The Ford Piquette Avenue Plant parking lot is busy. This normally wouldn’t be a surprise, except that the plant doesn’t open for another hour and a half. It is 8:30am, and I am among some of the greatest car enthusiasts for the start of the Woodward Avenue Dream Cruise, Detroit’s premier auto event of the year.


Geoff and Lisa Watz are here for the second year. Geoff proudly shows me his pristine 1916 Ford Model T. He says they acquired the car a few years ago, and it was a dream come true. Now, as the oldest running car here (there is a wooden-framed 1910 edition just for show), he gets to lead the procession.


Others are here with their cars, old and new, from early 1920s Fords to souped up Pontiacs to a 2016 Corvette. Owners and enthusiasts mill about, admiring each other’s cars, swapping stories.

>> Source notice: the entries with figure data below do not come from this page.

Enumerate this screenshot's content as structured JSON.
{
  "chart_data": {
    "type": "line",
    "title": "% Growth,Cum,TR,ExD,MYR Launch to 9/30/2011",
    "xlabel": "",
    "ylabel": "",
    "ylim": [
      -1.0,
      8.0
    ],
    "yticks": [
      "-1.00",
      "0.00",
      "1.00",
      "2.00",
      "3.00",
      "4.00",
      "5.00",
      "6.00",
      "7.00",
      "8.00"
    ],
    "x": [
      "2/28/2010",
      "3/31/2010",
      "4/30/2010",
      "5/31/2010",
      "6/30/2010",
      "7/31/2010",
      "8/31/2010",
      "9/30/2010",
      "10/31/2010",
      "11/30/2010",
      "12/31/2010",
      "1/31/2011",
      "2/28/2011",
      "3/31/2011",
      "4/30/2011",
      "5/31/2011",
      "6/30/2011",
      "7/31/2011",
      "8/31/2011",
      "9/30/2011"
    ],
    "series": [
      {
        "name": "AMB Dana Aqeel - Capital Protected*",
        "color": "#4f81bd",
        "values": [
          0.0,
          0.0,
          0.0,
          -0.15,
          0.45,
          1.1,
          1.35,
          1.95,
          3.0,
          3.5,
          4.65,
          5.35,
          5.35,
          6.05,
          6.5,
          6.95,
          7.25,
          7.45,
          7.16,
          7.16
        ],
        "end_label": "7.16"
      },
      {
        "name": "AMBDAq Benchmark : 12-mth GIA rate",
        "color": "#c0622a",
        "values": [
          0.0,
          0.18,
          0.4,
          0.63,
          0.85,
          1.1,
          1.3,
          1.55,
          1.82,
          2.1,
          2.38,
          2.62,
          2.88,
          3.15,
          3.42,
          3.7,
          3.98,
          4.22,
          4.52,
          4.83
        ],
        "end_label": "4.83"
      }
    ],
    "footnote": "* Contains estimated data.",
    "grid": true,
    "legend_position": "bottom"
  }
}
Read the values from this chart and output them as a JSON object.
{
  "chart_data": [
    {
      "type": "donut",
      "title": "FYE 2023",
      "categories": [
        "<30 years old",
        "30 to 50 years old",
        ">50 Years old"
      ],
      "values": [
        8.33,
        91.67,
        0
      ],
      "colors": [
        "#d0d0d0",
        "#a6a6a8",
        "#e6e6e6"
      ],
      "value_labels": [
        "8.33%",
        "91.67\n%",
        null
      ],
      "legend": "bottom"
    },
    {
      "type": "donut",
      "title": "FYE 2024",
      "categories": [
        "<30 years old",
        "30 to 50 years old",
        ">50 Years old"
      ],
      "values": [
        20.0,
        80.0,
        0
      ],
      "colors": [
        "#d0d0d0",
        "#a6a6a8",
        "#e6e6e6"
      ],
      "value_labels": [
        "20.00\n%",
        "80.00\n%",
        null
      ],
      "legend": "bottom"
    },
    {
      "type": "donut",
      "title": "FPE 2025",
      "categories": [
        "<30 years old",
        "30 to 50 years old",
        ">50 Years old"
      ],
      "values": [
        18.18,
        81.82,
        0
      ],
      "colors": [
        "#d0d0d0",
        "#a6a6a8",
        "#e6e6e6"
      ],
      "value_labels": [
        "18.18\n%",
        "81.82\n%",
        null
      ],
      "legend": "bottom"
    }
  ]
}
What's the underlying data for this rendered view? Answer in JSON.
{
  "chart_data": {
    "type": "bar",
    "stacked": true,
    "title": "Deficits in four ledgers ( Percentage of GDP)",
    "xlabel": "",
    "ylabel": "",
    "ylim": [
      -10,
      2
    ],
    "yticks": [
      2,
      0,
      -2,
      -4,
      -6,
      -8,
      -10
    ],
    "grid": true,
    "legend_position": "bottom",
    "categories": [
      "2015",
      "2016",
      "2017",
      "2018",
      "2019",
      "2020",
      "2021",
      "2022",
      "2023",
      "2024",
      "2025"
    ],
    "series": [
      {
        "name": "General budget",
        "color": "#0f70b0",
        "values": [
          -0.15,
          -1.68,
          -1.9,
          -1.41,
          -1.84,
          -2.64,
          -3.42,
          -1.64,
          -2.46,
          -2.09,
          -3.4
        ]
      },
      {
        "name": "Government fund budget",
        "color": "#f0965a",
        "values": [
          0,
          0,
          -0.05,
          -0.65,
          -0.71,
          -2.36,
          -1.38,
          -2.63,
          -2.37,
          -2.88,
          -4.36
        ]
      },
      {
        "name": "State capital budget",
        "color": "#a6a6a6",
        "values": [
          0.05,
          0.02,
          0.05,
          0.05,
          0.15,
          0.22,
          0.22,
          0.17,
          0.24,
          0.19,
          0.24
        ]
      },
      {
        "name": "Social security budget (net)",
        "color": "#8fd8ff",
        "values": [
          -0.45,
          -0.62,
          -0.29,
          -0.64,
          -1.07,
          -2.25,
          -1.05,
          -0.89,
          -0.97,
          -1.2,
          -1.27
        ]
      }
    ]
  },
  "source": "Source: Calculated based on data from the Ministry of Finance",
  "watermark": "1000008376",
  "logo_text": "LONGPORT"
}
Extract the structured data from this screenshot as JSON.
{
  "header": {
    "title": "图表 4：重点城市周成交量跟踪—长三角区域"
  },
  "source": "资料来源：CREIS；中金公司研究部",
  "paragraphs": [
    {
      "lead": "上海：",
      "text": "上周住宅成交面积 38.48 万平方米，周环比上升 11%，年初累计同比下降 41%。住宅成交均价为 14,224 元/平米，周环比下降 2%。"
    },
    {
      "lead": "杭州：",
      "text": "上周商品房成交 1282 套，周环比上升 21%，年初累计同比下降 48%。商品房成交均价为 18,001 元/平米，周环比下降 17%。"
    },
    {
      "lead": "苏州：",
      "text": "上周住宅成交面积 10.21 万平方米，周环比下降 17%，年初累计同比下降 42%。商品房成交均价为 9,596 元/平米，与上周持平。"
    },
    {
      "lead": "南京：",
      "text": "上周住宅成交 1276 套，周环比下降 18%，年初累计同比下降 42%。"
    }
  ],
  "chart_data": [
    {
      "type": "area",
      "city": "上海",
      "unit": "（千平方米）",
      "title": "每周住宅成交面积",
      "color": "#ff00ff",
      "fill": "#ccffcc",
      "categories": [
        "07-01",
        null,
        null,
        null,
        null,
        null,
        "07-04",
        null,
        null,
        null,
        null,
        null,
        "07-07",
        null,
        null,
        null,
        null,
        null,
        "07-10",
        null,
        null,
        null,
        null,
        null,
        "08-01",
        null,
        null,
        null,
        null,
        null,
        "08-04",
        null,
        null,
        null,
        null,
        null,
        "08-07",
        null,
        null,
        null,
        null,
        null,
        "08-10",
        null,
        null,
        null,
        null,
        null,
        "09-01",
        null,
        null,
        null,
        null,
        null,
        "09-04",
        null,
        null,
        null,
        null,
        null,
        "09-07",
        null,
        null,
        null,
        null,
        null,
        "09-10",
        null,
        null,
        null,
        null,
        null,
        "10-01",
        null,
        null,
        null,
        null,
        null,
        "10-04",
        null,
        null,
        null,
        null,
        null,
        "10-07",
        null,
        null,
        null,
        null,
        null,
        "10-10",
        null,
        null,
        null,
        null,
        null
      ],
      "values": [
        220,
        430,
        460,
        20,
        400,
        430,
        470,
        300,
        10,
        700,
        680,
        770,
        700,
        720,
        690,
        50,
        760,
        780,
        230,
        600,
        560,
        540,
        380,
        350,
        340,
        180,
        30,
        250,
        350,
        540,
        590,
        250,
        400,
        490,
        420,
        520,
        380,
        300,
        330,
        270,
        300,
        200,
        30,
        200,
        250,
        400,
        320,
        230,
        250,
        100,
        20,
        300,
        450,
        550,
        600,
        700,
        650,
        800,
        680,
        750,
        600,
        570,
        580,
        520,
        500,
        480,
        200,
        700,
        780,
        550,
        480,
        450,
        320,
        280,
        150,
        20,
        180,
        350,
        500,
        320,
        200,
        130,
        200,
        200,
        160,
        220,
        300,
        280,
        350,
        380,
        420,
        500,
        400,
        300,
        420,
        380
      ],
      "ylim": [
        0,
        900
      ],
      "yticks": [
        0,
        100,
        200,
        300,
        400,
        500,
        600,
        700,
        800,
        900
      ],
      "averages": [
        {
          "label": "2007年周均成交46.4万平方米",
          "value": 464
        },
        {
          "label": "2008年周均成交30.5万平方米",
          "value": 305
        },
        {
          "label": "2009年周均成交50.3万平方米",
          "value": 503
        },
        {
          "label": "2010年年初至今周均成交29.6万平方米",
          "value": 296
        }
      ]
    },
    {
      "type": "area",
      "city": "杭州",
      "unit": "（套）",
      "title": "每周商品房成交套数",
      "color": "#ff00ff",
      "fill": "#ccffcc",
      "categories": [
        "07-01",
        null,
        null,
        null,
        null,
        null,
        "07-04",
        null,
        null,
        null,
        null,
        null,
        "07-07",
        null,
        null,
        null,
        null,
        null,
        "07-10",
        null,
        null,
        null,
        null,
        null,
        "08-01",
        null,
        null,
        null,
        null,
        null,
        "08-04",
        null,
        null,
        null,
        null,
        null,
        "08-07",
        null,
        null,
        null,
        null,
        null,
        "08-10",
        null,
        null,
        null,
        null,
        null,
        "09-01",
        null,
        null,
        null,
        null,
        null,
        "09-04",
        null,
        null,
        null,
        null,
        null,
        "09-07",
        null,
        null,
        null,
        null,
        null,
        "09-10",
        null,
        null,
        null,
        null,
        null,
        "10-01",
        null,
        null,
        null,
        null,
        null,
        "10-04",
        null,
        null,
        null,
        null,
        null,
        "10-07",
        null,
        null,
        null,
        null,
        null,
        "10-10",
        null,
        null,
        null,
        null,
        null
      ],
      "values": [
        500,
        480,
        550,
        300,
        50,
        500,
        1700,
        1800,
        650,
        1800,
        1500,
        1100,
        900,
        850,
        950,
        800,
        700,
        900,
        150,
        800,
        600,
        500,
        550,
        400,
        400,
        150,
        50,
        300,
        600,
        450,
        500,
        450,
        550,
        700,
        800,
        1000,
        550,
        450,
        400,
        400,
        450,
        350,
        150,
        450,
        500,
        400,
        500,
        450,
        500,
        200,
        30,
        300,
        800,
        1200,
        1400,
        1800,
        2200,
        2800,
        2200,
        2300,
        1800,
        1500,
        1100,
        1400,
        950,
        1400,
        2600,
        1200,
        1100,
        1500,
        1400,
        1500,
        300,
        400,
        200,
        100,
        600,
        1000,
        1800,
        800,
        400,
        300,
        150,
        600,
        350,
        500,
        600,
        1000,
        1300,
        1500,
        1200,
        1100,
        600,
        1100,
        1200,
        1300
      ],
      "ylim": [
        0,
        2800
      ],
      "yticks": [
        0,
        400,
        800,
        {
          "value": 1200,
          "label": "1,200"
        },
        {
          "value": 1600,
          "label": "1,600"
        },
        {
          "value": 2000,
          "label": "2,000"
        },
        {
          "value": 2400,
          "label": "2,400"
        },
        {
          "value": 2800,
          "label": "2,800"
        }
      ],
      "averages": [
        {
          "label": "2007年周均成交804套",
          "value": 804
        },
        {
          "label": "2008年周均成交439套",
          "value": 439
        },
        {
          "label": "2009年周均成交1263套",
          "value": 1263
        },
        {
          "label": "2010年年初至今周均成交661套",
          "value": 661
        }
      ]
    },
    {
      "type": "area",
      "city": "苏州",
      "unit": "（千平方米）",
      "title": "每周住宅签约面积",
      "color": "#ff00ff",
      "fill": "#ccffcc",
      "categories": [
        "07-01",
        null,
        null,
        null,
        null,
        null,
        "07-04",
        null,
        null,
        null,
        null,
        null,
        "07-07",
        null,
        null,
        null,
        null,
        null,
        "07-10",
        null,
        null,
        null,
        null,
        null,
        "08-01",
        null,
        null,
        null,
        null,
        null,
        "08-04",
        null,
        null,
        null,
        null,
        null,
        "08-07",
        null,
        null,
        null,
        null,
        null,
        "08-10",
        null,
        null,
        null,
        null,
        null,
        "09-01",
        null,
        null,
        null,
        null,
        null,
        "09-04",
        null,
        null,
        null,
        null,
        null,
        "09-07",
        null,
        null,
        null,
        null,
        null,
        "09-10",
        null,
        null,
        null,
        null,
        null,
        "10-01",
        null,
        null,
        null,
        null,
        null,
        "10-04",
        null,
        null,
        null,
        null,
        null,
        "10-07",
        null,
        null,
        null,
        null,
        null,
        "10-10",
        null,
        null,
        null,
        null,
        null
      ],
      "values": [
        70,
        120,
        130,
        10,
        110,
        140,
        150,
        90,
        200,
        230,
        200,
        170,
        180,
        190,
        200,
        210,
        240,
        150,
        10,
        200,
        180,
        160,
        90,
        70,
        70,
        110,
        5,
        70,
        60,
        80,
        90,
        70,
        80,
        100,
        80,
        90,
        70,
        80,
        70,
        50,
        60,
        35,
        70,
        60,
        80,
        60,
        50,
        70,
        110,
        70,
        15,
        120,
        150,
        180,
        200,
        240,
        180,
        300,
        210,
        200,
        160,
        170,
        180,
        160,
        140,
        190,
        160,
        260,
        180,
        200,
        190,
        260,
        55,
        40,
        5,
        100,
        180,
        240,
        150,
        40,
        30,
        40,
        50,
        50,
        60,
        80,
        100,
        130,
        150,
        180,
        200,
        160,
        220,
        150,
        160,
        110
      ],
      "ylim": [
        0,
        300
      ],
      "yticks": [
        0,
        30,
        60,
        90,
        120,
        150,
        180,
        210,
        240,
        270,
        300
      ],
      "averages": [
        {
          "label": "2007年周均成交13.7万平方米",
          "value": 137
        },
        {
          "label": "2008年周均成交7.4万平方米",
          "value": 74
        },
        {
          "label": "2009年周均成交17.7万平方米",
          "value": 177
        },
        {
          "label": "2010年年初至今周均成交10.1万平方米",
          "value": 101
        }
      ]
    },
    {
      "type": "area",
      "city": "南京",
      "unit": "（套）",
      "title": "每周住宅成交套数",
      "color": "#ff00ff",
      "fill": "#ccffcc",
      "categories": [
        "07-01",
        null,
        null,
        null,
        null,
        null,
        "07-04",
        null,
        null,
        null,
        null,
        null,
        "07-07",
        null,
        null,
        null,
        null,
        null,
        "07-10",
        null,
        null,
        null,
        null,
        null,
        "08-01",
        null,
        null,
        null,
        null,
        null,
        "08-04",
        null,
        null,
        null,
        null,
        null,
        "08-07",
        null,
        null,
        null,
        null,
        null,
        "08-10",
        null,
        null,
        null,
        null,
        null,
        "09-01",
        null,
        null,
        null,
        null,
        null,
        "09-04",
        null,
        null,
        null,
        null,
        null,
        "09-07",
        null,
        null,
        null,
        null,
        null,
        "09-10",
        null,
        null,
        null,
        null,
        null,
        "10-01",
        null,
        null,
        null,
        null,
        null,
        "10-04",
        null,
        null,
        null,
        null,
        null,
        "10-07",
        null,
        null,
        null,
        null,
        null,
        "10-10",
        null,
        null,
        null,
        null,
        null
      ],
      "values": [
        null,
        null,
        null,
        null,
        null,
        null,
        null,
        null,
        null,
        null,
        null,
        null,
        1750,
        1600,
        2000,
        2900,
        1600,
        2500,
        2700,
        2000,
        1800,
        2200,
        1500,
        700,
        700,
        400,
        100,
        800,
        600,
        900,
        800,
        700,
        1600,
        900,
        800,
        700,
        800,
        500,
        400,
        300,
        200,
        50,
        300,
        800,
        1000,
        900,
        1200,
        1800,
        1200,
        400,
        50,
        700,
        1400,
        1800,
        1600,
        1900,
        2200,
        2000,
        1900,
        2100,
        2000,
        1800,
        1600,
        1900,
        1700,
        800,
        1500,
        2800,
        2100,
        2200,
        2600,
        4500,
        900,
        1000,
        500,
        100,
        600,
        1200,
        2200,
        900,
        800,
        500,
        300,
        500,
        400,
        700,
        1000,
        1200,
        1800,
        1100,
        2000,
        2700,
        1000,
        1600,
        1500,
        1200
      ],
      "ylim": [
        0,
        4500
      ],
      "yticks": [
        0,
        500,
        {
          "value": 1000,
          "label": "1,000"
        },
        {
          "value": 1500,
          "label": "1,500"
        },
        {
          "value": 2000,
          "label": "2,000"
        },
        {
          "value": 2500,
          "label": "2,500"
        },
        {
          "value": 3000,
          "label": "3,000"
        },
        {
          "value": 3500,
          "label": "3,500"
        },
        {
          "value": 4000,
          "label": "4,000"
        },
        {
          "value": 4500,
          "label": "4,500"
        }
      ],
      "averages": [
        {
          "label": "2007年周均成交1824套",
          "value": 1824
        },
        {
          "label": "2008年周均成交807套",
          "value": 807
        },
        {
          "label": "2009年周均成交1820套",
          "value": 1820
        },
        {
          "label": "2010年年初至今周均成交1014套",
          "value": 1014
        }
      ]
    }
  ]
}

Soon the moment comes for the procession to begin. Geoff asks me if I want to start his car. I quickly agree, but the crank frustrates me, and I am forced to relenquish the honor back to him. It gently comes to life and, rumbling softly, he and his family guide it to their position at the head of the line.


After the cars move out, I turn to the building behind me. Built in 1904, it was the first factory for Ford, churning out cars until 1910, when the company moved to a larger facility. This was before the assembly line, and each car was made in an individual bay by a team of mechanics, each able to build a car in 10-12 hours.


The building is three stories tall. In its time as an operating factory, each floor built a different model, heaviest models on the bottom. Completed vehicles were taken down by elevator. This facility was in use so early on in American autmotive history that materials for the cars were still brought in each morning by horse-drawn wagons.


While today the plant is mostly just a museum to old cars, it isn’t hard to imagine the hundreds of workers building original Fords, hearing the sounds of their tools as they toil away.


As I leave, I wonder what it must have been like to drive one of these wondrous old vehicles. Perhaps one day when I come back, Geoff and Lisa will let me try.